Data Sharing Statement
The PI, statistical analyst, and data manager will have access to the final trial dataset. Data of participants will be collected in Redcap in the context of this study only and will be owned by the current researchers.
Ethics Approval and Consent
This study was approved by the UZA Ethics Committee, Edegem, Belgium, with reference B3002022000112. Written, informed consent to participate will be obtained from all participants.
Consent for Publication
We are willing to provide a model informed consent form upon request.
Acknowledgments
We would like to thank the team members of the multidisciplinary pain centre, clinical trial centre, and the preoperative consultation for their dedicated work.
Author Contributions
DW is the principal investigator (PI). She participated in study conception, design, execution and interpretation. She wrote, revised and reviewed the article. IM contributed to the study’s design and will contribute to the study result interpretation. She critically reviewed the manuscript. IV, EW and LVL contributed to the conception and study design and data collection. They drafted and substantially revised the manuscript.
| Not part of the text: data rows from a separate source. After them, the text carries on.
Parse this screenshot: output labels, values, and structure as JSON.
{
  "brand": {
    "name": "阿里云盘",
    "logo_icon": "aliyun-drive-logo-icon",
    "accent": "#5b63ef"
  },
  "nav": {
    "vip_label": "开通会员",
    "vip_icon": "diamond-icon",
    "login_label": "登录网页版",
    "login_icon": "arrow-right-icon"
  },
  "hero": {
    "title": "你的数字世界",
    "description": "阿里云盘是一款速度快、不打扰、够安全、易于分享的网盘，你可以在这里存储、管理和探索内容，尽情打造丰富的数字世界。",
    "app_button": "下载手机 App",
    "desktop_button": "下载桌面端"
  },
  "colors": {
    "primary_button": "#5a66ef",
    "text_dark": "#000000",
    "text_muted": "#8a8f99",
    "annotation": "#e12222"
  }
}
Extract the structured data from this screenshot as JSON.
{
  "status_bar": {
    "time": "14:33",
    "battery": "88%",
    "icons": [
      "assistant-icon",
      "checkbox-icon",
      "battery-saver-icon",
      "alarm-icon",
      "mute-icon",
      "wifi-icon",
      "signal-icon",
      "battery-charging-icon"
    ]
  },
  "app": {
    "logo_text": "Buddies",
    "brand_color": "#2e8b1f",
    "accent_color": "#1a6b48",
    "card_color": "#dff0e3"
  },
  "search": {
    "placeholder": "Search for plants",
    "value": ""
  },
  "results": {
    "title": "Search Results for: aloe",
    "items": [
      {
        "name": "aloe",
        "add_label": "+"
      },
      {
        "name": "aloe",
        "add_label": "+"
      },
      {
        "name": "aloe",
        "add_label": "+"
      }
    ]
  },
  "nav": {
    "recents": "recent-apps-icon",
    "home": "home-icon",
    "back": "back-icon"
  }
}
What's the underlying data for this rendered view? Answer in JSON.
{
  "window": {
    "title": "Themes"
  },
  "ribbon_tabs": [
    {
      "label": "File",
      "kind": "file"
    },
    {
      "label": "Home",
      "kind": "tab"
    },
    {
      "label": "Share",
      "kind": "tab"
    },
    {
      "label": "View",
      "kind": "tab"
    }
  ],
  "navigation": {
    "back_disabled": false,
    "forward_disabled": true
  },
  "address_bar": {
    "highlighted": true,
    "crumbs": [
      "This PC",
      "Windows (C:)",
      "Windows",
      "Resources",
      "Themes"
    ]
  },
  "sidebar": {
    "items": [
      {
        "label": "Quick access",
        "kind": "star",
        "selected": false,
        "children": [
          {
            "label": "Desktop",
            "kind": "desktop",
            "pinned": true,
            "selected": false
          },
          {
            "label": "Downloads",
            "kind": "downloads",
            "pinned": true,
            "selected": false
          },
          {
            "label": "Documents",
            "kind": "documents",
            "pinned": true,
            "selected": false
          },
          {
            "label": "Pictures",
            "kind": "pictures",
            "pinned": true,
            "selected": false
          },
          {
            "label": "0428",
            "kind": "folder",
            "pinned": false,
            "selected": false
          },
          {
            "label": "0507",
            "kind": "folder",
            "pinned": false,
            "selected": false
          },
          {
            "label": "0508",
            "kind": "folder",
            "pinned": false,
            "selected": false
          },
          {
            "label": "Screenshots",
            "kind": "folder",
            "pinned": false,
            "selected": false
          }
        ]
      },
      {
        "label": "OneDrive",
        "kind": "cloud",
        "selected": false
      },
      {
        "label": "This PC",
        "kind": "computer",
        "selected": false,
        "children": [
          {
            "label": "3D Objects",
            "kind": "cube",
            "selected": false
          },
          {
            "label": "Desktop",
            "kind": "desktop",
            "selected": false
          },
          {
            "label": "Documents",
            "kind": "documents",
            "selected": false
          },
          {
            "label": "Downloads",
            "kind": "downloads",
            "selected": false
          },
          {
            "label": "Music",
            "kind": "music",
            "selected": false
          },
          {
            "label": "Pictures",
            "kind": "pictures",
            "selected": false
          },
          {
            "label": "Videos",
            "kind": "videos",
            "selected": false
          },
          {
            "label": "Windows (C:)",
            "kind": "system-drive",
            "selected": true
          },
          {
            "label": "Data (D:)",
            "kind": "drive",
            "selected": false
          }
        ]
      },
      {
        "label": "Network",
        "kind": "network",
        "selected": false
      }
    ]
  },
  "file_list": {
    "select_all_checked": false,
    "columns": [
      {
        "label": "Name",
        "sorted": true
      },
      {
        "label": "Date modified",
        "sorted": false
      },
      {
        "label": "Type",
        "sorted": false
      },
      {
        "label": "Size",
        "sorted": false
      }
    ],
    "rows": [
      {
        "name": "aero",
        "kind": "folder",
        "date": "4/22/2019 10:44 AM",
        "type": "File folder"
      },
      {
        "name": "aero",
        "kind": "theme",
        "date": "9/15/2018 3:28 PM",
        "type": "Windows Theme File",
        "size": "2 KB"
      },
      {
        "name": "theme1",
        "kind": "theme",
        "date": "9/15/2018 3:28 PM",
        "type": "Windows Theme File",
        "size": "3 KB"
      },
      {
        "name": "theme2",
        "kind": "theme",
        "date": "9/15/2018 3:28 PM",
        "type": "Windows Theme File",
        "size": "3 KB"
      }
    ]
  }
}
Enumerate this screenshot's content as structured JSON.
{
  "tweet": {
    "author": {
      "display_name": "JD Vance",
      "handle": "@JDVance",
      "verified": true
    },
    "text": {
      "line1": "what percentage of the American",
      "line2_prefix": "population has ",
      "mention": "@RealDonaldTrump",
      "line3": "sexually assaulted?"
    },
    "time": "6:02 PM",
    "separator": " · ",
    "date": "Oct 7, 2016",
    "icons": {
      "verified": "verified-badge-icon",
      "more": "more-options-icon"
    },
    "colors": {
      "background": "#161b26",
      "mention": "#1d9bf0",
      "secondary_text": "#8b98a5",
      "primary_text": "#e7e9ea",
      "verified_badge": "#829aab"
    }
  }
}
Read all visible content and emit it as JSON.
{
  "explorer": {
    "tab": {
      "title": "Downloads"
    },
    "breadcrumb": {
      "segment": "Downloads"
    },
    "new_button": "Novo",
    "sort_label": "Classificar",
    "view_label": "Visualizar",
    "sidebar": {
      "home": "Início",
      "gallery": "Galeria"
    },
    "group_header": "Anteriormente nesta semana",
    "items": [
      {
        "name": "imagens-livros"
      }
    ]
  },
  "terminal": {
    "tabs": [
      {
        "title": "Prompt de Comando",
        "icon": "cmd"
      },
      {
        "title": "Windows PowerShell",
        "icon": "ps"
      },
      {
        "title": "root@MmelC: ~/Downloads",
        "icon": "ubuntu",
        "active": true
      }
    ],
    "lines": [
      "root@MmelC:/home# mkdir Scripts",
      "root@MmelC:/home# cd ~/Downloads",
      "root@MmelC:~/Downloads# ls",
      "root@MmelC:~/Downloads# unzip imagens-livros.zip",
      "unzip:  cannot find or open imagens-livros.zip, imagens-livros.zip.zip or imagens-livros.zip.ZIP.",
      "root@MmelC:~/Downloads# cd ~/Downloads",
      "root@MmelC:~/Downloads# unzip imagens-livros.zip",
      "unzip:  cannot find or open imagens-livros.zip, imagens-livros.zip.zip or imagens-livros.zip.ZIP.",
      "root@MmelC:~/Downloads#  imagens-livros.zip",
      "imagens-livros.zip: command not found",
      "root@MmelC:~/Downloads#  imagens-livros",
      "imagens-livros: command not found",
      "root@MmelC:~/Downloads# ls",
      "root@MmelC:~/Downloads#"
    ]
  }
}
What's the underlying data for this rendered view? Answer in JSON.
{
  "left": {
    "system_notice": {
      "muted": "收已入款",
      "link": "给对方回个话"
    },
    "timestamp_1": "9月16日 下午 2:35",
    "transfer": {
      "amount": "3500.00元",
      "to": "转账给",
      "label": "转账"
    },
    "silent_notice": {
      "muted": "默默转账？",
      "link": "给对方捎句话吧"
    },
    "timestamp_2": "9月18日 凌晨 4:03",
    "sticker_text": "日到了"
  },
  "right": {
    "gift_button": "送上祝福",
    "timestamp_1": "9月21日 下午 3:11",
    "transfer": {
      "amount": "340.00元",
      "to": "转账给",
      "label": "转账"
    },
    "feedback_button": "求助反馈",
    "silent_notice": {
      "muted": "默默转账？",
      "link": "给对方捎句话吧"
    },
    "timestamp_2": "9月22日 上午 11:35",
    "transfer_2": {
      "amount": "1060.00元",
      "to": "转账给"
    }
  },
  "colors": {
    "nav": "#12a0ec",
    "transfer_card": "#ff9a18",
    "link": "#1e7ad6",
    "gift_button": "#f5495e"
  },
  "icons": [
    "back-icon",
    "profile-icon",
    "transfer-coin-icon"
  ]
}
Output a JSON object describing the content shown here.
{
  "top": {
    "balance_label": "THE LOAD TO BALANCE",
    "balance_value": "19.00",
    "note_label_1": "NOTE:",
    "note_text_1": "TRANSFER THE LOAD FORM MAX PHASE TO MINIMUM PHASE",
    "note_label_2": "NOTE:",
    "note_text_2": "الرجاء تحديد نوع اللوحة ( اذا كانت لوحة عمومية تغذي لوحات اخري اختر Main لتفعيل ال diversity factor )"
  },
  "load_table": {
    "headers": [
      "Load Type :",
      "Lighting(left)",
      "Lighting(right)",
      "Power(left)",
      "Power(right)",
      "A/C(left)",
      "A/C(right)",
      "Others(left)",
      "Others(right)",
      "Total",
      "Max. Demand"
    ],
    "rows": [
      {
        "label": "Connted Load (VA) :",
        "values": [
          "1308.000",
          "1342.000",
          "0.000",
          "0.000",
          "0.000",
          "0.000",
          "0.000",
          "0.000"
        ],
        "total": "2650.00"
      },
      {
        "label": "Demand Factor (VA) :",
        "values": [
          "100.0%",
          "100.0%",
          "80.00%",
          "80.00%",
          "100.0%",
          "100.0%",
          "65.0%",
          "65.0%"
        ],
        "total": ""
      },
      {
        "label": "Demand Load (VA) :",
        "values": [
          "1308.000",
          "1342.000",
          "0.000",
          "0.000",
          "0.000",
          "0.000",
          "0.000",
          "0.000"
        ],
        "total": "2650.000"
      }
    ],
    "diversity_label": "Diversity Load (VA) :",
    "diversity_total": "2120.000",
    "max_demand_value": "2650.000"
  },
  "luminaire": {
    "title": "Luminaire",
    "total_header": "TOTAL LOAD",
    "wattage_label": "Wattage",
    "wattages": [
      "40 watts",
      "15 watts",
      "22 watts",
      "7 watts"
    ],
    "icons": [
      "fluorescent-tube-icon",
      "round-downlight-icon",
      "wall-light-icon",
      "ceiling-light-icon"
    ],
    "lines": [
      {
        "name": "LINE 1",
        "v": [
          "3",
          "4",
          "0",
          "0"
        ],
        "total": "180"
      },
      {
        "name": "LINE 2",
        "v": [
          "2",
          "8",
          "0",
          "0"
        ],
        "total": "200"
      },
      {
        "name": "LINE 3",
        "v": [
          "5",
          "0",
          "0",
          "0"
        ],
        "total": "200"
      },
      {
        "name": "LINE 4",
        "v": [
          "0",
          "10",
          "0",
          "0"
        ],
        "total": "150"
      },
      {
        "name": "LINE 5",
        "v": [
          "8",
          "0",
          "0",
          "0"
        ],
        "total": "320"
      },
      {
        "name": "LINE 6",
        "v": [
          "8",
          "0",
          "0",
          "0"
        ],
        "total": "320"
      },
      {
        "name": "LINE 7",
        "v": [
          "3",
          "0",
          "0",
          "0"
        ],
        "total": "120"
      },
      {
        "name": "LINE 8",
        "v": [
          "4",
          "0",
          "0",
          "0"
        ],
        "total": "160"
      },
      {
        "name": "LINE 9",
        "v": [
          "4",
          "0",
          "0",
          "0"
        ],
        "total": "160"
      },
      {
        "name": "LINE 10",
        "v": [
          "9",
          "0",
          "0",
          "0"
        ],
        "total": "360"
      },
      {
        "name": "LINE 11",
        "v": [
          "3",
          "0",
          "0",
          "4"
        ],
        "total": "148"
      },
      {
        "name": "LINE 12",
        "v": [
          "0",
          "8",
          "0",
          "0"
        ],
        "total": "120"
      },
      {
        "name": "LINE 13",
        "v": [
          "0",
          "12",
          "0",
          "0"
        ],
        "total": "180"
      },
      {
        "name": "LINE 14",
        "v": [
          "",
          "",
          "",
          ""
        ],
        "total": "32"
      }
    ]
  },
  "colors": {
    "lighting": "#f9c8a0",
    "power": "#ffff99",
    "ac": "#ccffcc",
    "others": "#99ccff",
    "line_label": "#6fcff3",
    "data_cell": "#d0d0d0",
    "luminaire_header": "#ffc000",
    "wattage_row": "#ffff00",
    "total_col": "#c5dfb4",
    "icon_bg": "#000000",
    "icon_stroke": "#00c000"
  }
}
ER is involved as a statistician in the study design and analysis and interpretation of the study results. She critically reviewed and revised the manuscript. LVDV contributed to data collection and reviewed the article. RD, VS, and GH contributed to the design, organization, and draft preparations and will also contribute to the study results interpretation. Moreover, they are involved in revising the manuscript. All authors have read and approved the final draft of the study protocol. Furthermore, they have agreed on the journal to which the article will be submitted, gave final approval of the version to be published, and agree to be accountable for all aspects of the work.
Disclosure
The authors declare that they have no competing interests.